Das Gehör entwickelt sich zwar nahezu im Verlaufe der gesamten Schwangerschaft, doch ist es jenes Sinnesorgan, das ehestens seine Funktionstauglichkeit dahingehend erreicht, dass mit dem achten Schwangerschaftsmonat, wenn die Reifung des Mittelohrs abgeschlossen ist, akustische Reize vernommen und vom Gehirn, wenn auch noch in beschränkter Ausprägung, verarbeitet werden können (Spitzer, 2007, S. 143f). Ein Kind ist folglich in den letzten beiden Monaten der Schwangerschaft imstande, akustische Reize als bekannt bzw. unbekannt zu identifizieren und sogar darauf zu reagieren. Andere Untersuchungen belegen, dass der Fötus auch schon früher Geräusche wahrnehmen kann, so allem voran die Körpergeräusche der Mutter, der Herzschlag, das Rauschen des Blutflusses, Atemgeräusche, die Verdauungsgeräusche des Magen-Darm-Traktes und das Knirschen der Gelenke bei Körperbewegungen (Tomatis, 1997, S. 61). Die Umgebungsgeräusche aus dem Lebensbereich der Mutter dringen nur teilweise durch die Bauchdecke. Am deutlichsten hören Ungeborene durch die direkte Übertragung zunächst immer die Stimme der Mutter, wobei sie hierbei besonders auf die Sprachmelodie oder auch musikalische Melodien reagieren (Bruhn, Oerter, & Rösing, 2002, S. 270), die sich immer mit den so genannten Urrhythmen der Geräuschkulisse im Mutterleib mischen.

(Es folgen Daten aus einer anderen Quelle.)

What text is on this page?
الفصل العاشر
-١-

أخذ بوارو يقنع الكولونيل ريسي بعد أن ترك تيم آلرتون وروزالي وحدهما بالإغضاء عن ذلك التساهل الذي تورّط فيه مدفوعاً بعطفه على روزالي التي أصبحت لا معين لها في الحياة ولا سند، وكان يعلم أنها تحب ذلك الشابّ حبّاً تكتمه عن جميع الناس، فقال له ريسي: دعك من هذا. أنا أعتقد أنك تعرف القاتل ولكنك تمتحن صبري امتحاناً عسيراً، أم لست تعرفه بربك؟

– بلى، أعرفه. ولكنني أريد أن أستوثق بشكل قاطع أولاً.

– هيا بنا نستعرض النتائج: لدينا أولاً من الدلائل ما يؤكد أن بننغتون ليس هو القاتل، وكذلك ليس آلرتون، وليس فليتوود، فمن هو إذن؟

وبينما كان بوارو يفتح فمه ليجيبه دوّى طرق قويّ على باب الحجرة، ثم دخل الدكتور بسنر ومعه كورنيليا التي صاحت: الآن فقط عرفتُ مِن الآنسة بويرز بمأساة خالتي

Bezeichnenderweise ist das Ohr nicht nur das allererste Tor zur Außenwelt, durch welches „die Welt“ schon an den Ungeborenen herantritt, es ist auch jenes Tor, das sich zuletzt schließt, wenn das Leben erlischt (Decker-Voigt, 1999, S. 37).
2.3 Wirkung von Musik auf das kindliche Gehirn
Das frühkindliche Gehirn zeichnet sich im Gegensatz zum Gehirn eines Erwachsenen durch maximales Entwicklungspotenzial und höchste Anpassungsfähigkeit aus. Das hat auch damit zu tun, dass im frühkindlichen Alter sämtliche höheren Bewusstseinsleistungen vom Kortex, der Großhirnrinde, übernommen werden. Zwar führen die Nervenbahnen sämtlicher Sinnesorgane direkt zu jenen Gehirnarealen, die auf die Verarbeitung der entsprechenden Reize spezialisiert sind, doch entsteht ergänzend dazu im frühkindlichen Gehirn ein riesiges, sehr eng gewobenes neuronales Netzwerk, das sich aus der Verbindung und Verschaltung einzelner Nervenzellen sukzessive entwickelt, sodass darin die unterschiedlichsten Informationen gleichzeitig aufgenommen, verarbeitet und weitergeleitet werden können. Wie bereits zuvor an anderer Stelle erwähnt, entsteht diese Synapsenbildung bzw. Verschaltung sehr früh in den ersten Lebensmonaten (Gordon vermutete bereits davor im Mutterleib), da die einzelnen Neuronen mittels geringfügiger elektrischer Impulse sich miteinander kommunizierend vernetzen (Gruhn, 2003, S. 71).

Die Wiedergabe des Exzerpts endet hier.